Andrew Mahaleris, un portavoz de Abbott, dijo que el gobernador espera que cualquier política que implemente la policía de Houston cumpla con la certificación de la ciudad de que cooperará plenamente con el Departamento de Seguridad Nacional (DHS).

"Esta votación es un paso en la dirección correcta después de que los líderes de Houston pusieron en riesgo la seguridad pública con políticas imprudentes que socavaron a las fuerzas del orden", subrayó Mahaleris en un comunicado.

La concejal Abbie Kamin, una de tres integrantes que habían impulsado la norma, votó en contra de las enmiendas, asegurando que hacerlo era ceder a las tácticas de intimidación del gobierno estatal.

"Si nos doblegamos ahora ante un bravucón, ¿qué nos exigirá más adelante?", expresó Kamin.

Los concejales Edward Pollard y Alejandra Salinas, quienes también habían impulsado la ordenanza, dijeron que mantienen la esperanza en que los cambios aprobados el miércoles no serán una violación a los derechos constitucionales de las personas y no resultarán en detenciones sin una orden no judicial.

Nikki Luellen, defensora de la reforma de justicia penal de la ACLU en Texas, calificó el decreto enmendado como una "luz verde para una colaboración más profunda entre el ICE y el Departamento de Policía de Houston".

Martha Castex-Tatum estuvo entre los concejales que habían apoyado la ordenanza pero que votó a favor de las enmiendas a fin de proteger las finanzas de la ciudad.

"Para algunas personas esto podría sentirse como una rendición. No lo es. Es una verdadera administración responsable", afirmó.

Funcionarios de Dallas han dicho que están comprometidos con garantizar la seguridad pública y que responderán a la amenaza de Abbott a más tardar el jueves.
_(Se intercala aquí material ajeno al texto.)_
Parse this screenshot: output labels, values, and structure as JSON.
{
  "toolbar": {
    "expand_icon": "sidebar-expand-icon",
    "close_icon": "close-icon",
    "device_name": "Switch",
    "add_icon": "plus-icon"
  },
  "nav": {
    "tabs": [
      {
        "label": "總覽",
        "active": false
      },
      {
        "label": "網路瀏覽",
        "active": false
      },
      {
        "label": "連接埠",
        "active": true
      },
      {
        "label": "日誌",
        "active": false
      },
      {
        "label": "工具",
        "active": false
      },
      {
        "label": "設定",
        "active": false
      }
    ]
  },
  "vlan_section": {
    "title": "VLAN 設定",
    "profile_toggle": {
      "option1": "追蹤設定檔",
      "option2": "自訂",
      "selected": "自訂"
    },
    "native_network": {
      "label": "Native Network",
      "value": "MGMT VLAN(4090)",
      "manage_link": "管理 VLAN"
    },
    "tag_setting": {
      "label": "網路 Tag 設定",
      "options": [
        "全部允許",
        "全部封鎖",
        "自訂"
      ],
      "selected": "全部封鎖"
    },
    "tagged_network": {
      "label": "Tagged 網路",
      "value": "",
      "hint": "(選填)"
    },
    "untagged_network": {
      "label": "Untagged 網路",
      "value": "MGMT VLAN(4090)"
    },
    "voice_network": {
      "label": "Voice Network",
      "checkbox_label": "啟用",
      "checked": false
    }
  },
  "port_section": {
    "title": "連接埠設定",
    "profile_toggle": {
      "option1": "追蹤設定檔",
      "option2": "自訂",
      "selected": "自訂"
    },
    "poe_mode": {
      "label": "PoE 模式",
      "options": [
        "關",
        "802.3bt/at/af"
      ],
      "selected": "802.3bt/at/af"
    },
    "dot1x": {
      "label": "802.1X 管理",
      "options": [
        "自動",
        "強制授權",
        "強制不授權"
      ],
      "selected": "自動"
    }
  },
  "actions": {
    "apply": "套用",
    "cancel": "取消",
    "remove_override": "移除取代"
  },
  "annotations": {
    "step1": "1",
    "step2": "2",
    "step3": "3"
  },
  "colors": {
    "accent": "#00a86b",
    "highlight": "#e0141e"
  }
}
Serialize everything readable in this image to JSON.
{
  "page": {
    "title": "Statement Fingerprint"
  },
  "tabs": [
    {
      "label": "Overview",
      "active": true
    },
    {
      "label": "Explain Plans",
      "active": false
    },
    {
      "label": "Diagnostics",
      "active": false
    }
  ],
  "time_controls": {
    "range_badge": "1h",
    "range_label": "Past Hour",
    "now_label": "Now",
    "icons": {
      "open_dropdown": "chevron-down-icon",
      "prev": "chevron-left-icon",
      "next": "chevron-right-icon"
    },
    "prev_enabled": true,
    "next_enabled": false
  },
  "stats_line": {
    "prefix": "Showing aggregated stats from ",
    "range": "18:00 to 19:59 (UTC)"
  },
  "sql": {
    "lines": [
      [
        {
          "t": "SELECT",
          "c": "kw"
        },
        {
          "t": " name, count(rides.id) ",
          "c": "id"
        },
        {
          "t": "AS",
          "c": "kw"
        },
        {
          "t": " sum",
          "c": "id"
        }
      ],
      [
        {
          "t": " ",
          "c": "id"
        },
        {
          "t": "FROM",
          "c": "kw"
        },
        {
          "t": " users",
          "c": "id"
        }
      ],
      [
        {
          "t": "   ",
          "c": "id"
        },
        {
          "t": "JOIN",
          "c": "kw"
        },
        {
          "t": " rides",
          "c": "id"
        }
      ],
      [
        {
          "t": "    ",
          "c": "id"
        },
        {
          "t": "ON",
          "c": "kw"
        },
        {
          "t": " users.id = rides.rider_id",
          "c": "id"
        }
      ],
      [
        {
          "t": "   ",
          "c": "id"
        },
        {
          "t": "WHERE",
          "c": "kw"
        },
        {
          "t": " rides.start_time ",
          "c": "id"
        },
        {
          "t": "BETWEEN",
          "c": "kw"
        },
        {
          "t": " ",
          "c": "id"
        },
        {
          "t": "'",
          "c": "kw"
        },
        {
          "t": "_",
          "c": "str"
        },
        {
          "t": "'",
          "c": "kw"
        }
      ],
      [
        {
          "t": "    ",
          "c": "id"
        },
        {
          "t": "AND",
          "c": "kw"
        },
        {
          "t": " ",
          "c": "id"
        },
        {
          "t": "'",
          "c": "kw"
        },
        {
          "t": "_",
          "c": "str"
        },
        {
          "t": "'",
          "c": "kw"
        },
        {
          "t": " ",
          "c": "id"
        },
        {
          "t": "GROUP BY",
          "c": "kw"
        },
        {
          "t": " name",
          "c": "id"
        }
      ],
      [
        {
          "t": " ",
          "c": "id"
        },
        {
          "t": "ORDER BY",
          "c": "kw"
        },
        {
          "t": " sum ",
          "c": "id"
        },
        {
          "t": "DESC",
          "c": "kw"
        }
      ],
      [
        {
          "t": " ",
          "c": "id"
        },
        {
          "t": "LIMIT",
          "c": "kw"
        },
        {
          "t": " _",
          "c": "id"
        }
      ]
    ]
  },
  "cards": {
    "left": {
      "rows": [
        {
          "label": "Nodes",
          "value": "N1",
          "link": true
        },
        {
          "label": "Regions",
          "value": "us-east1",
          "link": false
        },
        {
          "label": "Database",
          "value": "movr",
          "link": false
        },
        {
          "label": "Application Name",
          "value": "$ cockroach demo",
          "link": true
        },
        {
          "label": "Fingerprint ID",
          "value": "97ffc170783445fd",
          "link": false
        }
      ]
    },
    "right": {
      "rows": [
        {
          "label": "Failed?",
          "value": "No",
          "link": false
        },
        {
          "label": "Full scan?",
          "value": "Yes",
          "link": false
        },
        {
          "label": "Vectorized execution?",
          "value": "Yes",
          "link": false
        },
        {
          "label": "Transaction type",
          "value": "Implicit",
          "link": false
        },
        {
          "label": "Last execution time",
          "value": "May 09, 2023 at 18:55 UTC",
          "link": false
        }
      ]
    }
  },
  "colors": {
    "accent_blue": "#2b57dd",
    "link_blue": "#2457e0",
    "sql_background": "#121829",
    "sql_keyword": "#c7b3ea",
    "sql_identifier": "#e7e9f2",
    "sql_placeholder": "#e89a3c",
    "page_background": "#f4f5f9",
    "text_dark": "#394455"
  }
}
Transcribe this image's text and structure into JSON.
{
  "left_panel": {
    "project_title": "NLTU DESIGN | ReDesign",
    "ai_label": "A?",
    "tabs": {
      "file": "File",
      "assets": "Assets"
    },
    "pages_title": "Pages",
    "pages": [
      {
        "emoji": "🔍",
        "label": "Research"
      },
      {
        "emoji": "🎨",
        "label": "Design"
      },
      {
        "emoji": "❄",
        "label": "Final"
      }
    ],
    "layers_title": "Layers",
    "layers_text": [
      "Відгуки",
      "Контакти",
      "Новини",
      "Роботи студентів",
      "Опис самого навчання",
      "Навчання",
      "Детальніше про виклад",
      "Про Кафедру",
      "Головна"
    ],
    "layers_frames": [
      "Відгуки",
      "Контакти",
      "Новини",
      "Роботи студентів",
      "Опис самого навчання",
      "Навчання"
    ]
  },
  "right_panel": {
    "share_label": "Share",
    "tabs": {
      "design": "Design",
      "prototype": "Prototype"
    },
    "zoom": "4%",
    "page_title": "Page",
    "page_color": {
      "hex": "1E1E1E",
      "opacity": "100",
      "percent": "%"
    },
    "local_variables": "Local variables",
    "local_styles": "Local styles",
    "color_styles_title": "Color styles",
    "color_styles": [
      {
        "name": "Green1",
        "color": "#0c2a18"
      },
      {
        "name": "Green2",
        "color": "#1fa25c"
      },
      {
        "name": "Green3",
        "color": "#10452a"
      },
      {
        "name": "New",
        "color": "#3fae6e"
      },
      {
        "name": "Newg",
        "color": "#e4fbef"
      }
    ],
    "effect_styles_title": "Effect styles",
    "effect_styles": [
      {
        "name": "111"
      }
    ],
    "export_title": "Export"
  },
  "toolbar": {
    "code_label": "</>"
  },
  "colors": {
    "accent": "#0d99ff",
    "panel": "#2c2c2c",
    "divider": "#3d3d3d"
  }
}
El alcalde de Austin, Kirk Watson, un demócrata moderado, afirmó que la política local cumple con la ley estatal. Indicó que la amenaza de Abbott de recortar casi 3 millones de dólares afectaría la ayuda para trauma que brinda la ciudad a agentes de policía y víctimas de agresión sexual.

"No tenemos tiempo y no vamos a entrar en este teatro político", declaró Watson.

Funcionarios de Austin han indicado posteriormente que podrían intentar negociar con Abbott.

El debate en Houston y otras ciudades de Texas se produce en medio de la agresiva campaña migratoria del gobierno federal. Whitmire y otros líderes locales en zonas urbanas de Texas de tendencia izquierdista se han esforzado para no atraer la atención del gobierno federal.